Sendo que é exatamente para casos como estes – em que o Governo comprometa o regular funcionamento das instituições democráticas – que a Constituição lhe atribui a si, Sr. Presidente, o poder de demitir o Governo (artigo 195.º, n.º 2 da Constituição).

Recordo-lhe que, ao tomar posse, naquele fatídico dia 9 de Março de 2011, o Sr. Presidente jurou “defender, cumprir e fazer cumprir a Constituição da República Portuguesa” (artigo 127.º, n.º 3 da Constituição). Não lhe resta outra alternativa, pois, senão fazê-la cumprir, protegendo quem tem por missão interpretá-la (o Tribunal Constitucional) e afastando liminarmente quem tão grosseiramente a desrespeita (o Governo).

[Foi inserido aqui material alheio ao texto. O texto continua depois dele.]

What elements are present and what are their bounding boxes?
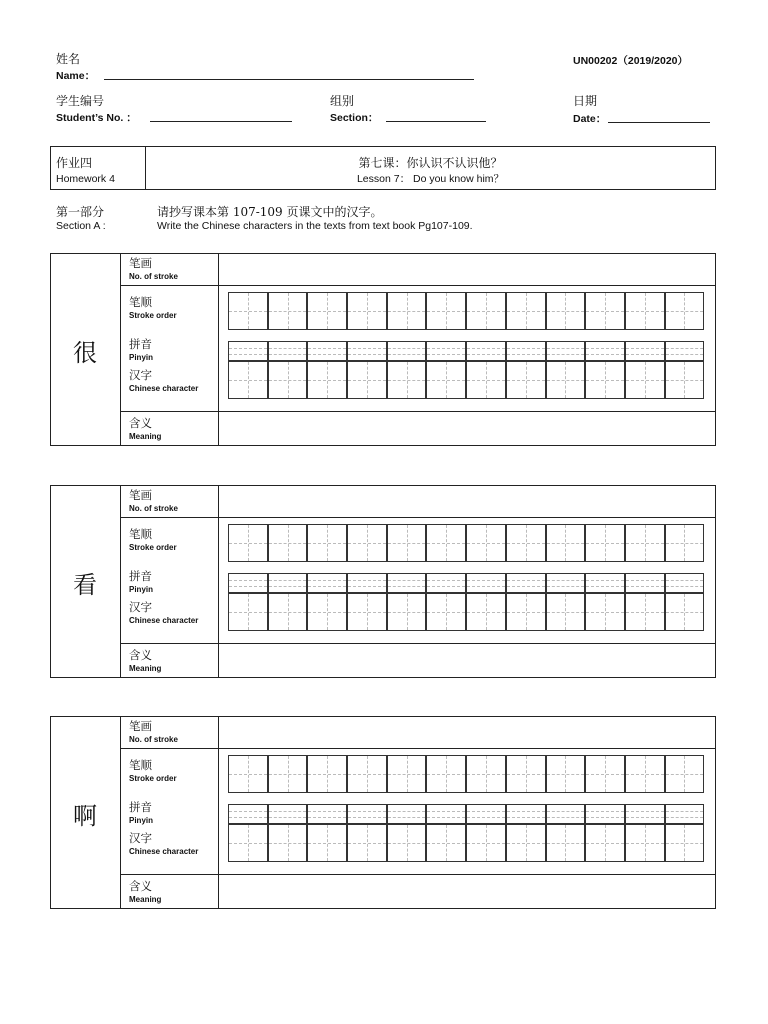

Acresce que a decisão que motivou tal amuo e falta de tino no Primeiro-Ministro foi uma decisão proferida a seu pedido, Sr. Presidente da República. Porque bem compreende que, numa democracia civilizada, não há qualquer drama no controlo jurisdicional da constitucionalidade das leis, o Sr. Presidente solicitou ao Tribunal Constitucional que fiscalizasse a Lei do Orçamento. Não pode agora pactuar com quem, revelando mau-perder e incompreensão pelo estatuto da Constituição no exercício do poder político, não se conforma com a decisão que o Sr. Presidente despoletou.

É a autoridade da Lei Fundamental que está em causa. É a autoridade do órgão que a Constituição incumbiu de proceder à respetiva interpretação que está em causa. E é a sua própria autoridade, Sr. Presidente, enquanto requerente da fiscalização da constitucionalidade do Orçamento, que está em causa. Assim, e em face da comunicação que o Primeiro-Ministro dirigiu ao país, não lhe resta outra hipótese: obviamente demita-o.